TACOMA, Washington — Education is a critically important sector for sub-Saharan Africa and one that is in desperate need of improvement. Vocational training in sub-Saharan Africa is one that offers much potential although it is overlooked, and in some places, even stigmatized.
Vocational education is about teaching tangible, high-demand skills to students, like carpentry, plumbing, automotive repair and especially digital skills. These skills are especially important in sub-Saharan Africa, where the economy is shifting from agriculture-based to manufacturing, service and technology-based industries.
The Issue
Overlooking vocational training in sub-Saharan Africa is a twofold issue: firstly, young people graduating from traditional schools lack the skills to meet their country’s economic needs, and thus many graduates are unprepared for work after school; traditional school graduates in developing countries have much fewer opportunities than their counterparts in developed countries.
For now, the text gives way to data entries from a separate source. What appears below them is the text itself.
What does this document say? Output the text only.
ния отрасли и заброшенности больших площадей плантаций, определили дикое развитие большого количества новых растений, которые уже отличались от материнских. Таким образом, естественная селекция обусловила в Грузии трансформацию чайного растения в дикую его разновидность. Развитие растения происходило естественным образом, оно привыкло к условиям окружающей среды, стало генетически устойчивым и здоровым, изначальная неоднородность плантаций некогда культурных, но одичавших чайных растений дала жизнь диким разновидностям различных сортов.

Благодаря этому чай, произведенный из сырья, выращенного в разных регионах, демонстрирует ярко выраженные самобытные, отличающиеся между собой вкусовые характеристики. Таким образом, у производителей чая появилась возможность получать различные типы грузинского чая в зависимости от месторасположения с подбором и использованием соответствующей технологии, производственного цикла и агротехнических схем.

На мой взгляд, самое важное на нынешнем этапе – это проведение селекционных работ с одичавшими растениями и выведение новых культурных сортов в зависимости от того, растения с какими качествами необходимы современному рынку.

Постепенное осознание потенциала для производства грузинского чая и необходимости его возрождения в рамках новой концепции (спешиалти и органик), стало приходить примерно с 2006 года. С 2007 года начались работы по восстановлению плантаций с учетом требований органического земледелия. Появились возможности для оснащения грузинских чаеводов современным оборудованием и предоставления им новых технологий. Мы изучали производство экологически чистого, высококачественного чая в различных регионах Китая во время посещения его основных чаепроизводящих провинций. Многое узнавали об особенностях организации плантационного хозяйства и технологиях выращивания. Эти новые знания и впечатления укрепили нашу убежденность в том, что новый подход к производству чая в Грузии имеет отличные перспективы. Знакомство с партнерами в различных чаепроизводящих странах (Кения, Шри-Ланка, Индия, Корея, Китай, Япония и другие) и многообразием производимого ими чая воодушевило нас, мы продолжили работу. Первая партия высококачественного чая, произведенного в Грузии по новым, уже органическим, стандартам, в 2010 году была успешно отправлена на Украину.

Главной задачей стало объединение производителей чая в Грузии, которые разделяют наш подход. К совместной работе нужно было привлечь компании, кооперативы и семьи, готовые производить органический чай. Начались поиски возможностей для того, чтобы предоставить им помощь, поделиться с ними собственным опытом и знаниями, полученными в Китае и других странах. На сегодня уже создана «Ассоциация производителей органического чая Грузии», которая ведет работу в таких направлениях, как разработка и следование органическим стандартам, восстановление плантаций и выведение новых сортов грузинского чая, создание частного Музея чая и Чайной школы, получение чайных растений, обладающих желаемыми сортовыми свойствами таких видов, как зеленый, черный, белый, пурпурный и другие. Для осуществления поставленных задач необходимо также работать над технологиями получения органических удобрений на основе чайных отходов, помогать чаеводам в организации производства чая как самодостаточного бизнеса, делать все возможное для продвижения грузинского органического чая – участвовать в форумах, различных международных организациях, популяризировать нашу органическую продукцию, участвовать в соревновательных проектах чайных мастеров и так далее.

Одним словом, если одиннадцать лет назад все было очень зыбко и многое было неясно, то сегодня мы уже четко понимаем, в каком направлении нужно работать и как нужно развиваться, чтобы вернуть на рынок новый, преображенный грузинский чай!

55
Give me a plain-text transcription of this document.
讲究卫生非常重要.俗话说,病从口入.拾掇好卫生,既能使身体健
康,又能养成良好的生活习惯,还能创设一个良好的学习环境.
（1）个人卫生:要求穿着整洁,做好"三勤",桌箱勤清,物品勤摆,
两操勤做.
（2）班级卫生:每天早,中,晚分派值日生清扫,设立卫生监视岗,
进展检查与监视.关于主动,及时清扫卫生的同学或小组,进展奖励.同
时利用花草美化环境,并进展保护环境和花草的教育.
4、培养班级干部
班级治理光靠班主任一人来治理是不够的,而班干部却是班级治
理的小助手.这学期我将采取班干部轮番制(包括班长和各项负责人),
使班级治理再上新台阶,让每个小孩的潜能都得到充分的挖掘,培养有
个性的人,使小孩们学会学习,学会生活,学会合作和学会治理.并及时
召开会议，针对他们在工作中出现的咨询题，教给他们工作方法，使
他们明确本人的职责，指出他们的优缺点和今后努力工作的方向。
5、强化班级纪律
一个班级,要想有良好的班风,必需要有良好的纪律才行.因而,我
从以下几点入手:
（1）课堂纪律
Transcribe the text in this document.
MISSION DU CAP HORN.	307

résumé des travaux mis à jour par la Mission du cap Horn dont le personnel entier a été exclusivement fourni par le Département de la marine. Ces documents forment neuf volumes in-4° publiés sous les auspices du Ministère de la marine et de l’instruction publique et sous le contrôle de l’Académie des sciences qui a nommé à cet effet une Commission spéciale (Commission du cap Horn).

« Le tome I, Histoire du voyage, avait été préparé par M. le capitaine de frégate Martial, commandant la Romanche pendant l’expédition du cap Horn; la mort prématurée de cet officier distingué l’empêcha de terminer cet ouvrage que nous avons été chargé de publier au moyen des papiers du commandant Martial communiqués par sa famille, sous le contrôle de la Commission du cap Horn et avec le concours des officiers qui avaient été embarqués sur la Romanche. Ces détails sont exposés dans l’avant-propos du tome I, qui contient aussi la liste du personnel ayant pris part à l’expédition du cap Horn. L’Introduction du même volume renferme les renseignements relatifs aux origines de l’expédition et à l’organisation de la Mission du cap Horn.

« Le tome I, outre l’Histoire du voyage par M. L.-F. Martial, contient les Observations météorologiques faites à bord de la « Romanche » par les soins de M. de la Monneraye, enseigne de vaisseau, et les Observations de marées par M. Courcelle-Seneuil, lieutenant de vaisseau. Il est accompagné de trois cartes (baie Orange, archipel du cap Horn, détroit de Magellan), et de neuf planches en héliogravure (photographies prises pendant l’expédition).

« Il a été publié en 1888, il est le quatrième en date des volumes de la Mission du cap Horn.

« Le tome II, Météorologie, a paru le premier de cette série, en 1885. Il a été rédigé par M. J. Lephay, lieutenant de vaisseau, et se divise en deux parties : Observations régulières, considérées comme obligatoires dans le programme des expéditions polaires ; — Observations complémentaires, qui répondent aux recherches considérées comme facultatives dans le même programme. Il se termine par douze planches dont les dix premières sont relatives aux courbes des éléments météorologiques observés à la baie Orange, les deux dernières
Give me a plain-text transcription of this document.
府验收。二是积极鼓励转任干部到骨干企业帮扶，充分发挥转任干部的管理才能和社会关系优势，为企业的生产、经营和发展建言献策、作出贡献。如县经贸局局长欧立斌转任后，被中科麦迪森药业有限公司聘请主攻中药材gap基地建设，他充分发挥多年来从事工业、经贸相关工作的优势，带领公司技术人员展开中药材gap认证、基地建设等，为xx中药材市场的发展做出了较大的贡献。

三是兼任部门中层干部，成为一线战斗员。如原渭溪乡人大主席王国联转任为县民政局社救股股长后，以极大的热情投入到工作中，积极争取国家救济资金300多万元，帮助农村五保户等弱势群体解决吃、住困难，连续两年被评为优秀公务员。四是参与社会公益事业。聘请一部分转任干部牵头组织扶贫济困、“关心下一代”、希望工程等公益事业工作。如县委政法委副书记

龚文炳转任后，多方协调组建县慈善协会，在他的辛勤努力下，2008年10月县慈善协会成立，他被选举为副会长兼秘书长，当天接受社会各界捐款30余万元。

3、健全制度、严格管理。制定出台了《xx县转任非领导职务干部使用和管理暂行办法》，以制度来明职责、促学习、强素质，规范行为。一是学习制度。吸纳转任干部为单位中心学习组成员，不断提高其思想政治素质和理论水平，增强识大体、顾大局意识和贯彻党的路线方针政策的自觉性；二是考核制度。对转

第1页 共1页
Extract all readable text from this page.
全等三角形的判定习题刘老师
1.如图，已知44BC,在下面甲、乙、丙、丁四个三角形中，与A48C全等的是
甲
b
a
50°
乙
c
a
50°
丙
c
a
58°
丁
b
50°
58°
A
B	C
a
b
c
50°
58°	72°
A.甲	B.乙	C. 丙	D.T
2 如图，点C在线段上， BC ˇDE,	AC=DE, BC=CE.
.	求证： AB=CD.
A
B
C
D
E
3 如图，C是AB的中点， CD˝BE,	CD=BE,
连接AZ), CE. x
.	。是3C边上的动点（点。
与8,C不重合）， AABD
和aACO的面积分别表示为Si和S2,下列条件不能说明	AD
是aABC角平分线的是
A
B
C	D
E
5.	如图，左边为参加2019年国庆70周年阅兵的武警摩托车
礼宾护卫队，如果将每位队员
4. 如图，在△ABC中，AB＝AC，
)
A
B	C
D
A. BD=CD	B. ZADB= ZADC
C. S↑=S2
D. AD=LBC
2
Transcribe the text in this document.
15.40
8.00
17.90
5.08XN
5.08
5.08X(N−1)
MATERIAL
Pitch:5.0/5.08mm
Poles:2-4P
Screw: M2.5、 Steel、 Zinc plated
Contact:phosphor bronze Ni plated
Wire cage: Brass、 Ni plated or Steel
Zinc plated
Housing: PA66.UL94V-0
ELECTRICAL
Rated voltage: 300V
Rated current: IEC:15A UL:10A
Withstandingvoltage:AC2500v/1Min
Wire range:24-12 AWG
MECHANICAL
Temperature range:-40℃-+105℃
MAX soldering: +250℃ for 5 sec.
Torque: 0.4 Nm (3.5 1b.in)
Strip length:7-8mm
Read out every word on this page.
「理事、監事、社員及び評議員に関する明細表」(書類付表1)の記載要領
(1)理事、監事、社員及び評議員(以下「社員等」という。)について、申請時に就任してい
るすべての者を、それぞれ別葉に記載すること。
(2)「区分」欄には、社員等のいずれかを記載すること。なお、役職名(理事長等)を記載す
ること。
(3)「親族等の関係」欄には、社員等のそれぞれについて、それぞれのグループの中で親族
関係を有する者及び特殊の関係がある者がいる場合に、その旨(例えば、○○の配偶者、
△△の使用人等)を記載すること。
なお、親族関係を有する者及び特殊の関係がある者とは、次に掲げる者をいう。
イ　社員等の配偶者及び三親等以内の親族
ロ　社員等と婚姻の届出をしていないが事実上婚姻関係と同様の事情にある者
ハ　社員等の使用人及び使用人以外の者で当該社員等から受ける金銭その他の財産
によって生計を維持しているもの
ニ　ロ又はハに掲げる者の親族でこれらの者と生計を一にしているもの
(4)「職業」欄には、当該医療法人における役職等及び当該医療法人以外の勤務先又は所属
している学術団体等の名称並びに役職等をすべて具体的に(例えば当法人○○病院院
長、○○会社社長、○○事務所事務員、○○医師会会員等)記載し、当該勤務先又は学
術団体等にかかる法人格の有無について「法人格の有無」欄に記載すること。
“General education is often too academic and does not prepare young people for the world of work as is done by vocational training,” said Dr. Chipfakacha, who has published research on vocational training in Sub-Saharan Africa and works as Zimbabwe’s regional manager for the African educational nonprofit, Higher Life Foundation.
Secondly, the region as a whole develops a skills gap when vocational training in sub-Saharan Africa is ignored. By 2030, more than 230 million jobs are expected to require digital skills in the region; those jobs will be very difficult to fill without skills training in this field.
In Zimbabwe, this skills gap is extreme, with 6.43% job availability in the Engineering and Technology field, and a 93.57% deficit of workers who are qualified to fill those jobs.
Vocational training in Sub-Saharan Africa does exist and has for decades, but these centers are often not viewed as favorably as traditional schools. For example, in Ghana during the 1960s an education reform committee stated that students who did not qualify for secondary education were to be enrolled in vocational schooling— consequently, vocational school students were and continue to be regarded as less intelligent than traditional school students. This type of stigma pervades sub-Saharan Africa and dissuades many young people from enrolling in vocational schools.
Solutions
Fortunately, there are organizations and governments working to narrow sub-Saharan Africa’s skills gap, ranging from global, top-down approaches to country-specific methods.
One way of cultivating technical skills in African nations is through policy— the top-down approach. For instance, UNESCO created a program called GO→SPIN, which analyzes governments’ capacity for scientific/technical learning in each country and proposes policy changes that would narrow the skills gap.
UNESCO has also developed a program specifically for vocational and technical training, called UNEVOC, which has 69 centers across Africa. These centers have three objectives they hope to achieve through vocational training: fostering youth employment/entrepreneurship, promoting equity and gender equality and facilitating the transition to green economies/sustainable societies.
Many individual countries have developed vocational training centers as well. For instance, Malawi developed a Technical, Entrepreneurial, and Vocational Education and Training (TEVET) Authority in 1999, which offers vocational programs to employers or schools that apply for training interventions.
Opportunity for Mutual Benefit
International developed countries view aiding the establishment of vocational training in sub-Saharan Africa not as a cost but as a long term investment. By 2030, over 25% of the world’s youth (under 25 years old) will be living in Africa, and thus it makes sense that international nations would want to educate the continent’s growing workforce in skills relevant to the 21st century economy.
“Investing in skills development through vocational training is vital in the transformation of economies from being labor intensive to become skills intensive, a critical ingredient for economic growth and social inclusion,” Dr. Chipfakacha told The Borgen Project.